While dorking around with my laptop in the living room doing some of my typical nerd things, I notice that I keep disassociating with my wifi network. There’s a bunch of competing wifi networks here, so I’ve become accustomed to a fair amount of fail related to it. Wifi is a convenience, but it was happening so much I thought that someone was using a deauthentication attack on my client.
I pulled the logs on my AP and saw this:
Well that looked a little slow for a typical attack. What else was happening?
The key was getting rotated every couple minutes and all the active clients were resetting their connections. What gives? What’s going on here?
Ok. So I threw laptop in passive mode and snooped on network traffic. So who’s this guy that’s flapping it’s connection every 10 seconds?
A Nintendo manufacturer MAC prefix? My Wii in suspended mode is breaking my WPA2 network? What the hell?

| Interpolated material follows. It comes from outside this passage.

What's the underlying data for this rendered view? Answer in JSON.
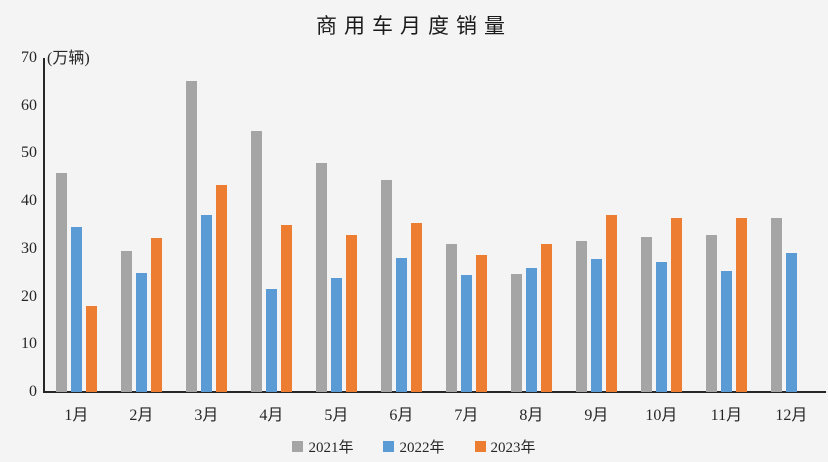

So apparently the Wii uPnP requests two TCP and one UDP ports on the router repeatedly, while in suspend mode, and the Apple Airport Extreme (that’s an 802.11n AP in mixed g/n mode) freaks out. This is clearly a new feature as I only updated my Wii’s firmware last week and would have been too annoying for me to miss previously.
In case you were wondering why your Wii was freaking out on your Airport or Airport Extreme network, hopefully you’ll have been able to find this and can troubleshoot further.
It might be the uPnP support for NAT port mapping, but my fix is to turn off the Wii fully when not in use. Hold down the power button until the LED is red instead of orange. I’m sure more people will complain and one or the other will update their firmware to compensate soon enough.